EDITO - Stop aux phrases assassines et aux sorties dérapées, c'est ce qu'avait promis Nicolas Sarkozy dans son récent livre "La France pour la vie". Pourtant ce mardi, lors d'une réunion électorale à Nice, il s'en est pris aux participants de Nuit debout. Pour Maurice Szafran, "le cogneur de la politique française fait son grand retour". Ce retour à la provocation sera-t-il efficace sur le plan politique ?

Dans son récent livre "La France pour la vie" Nicolas Sarkozy avait promis: plus de petites phrases assassines; finies, les attaques tous azimuts. L'ex-président n'aura pas tenu bien longtemps. Sarkozy est redevenu Sarkozy...

A Nice, ce mardi, ce fut en effet un feu d'artifice de formules meurtrières. Nicolas Sarkozy tout feu tout flamme. Nicolas Sarkozy au meilleur de sa forme, griffant ici, giflant là. Le grand retour du meilleur cogneur de la politique française. En priorité, actualité oblige, les médias ont voulu retenir sa charge contre les militants de "Nuit Debout". "Nous ne pouvons pas accepter que des gens qui n'ont rien dans le cerveau viennent sur la place de la République donner des leçons à la démocratie française". Passons sur le vocabulaire. "Ces gens qui n'ont rien dans le cerveau" nous fait bien sûr irrésistiblement penser au "Casse toi alors, pov'con", d'un cultissime salon de l'agriculture. On peut émettre bien des réserves au sujet des "Nuits Debout", et c'est mon cas. On peut estimer qu'aussi jeunes soient-ils, elles sont l'expression d'un vieux gauchisme sénile, et c'est mon cas.
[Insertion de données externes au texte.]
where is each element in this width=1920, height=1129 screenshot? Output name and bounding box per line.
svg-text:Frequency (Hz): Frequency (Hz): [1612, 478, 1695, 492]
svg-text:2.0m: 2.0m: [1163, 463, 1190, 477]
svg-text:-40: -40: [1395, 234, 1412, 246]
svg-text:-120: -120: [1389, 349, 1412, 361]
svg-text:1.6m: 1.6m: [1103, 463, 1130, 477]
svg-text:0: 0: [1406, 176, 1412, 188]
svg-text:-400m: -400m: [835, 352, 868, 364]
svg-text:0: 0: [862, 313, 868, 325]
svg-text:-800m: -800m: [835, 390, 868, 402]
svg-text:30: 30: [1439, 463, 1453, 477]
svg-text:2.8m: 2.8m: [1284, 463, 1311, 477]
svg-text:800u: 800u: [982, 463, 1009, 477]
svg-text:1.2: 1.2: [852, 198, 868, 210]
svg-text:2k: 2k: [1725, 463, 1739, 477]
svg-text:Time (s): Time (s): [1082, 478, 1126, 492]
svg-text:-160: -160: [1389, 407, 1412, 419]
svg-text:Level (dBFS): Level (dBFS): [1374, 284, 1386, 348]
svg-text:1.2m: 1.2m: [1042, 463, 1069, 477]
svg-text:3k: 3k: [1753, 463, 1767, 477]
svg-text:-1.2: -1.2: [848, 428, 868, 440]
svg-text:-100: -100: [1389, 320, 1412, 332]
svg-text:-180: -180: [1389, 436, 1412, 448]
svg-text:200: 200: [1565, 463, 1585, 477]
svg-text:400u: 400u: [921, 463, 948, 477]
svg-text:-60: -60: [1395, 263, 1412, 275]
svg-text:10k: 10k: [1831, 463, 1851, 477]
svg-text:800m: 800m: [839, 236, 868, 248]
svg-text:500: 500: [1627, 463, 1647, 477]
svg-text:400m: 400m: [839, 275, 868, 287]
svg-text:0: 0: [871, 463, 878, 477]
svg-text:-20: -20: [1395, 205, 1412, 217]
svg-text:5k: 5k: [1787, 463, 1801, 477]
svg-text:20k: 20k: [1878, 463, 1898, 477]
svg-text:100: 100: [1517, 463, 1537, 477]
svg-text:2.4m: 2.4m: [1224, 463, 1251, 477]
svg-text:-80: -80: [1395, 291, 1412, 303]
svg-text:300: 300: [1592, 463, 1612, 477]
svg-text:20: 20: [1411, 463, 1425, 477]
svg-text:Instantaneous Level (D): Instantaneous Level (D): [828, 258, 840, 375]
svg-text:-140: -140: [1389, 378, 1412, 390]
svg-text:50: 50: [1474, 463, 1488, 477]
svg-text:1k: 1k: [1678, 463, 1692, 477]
Mais Nicolas Sarkozy s'est égaré.

Il s'est sans doute laissé emporter par la chaleur du meeting et de la Côte d'Azur: même "des gens qui n'ont rien dans le cerveau", selon la formule fleurie de l'ex-président, ont le droit dans une république, dans une démocratie, de manifester, d'occuper, de parler, de dire et de répéter sur tous les tons un flot de stupidités. C'est cela la liberté d'expression. Nicolas Sarkozy en use et parfois même en abuse. Pourquoi les "Nuits Debout" ne bénéficieraient-ils pas eux aussi du même privilège?

Ils n'ont d'ailleurs pas été les seuls à subir la vindicte de Nicolas Sarkozy...

Ah que non! Le président des Républicains a tout mélangé pour mieux cogner. Les lycéens et les mosquées. Les syndicats et les étrangers en situation irrégulière. Tous ceux qui s'en prendraient à l'identité de la France. Chaud bouillant, Nicolas Sarkozy. Hâbleur quand, sans prendre la peine de citer son nom, il défie et menace Alain Juppé, son rival pour la primaire de la droite: "Croyez-moi, je n'ai pas l'habitude d'être en retard". Mais ce retour à la provocation sera-t-il seulement efficace sur le terrain politique? Nicolas Sarkozy en tirera-t-il le moindre bénéfice dans la prochaine salve de sondages, lui qui est aujourd'hui très bas, loin derrière Juppé, talonné par Bruno Le Maire?

Mais, précisément, il n'a plus le choix, Nicolas Sarkozy. Il lui faut se démarquer pour espérer rebondir et ainsi retrouver du crédit auprès des électeurs de droite...

Se démarquer, absolument, c'est même un impératif pour lui. Mais se démarquer, ce n'est pas copier. Se démarquer, ce n'est pas reprendre les mots et les idées des autres. Il faut relire attentivement ce discours de Nice. Il faut le constater , sans aucun plaisir particulier: Marine Le Pen aurait pu tenir les mêmes propos, à la virgule près. Nicolas Sarkozy est certes plus gouailleur que la présidente du Front National. On eût apprécier trouver d'autres différences.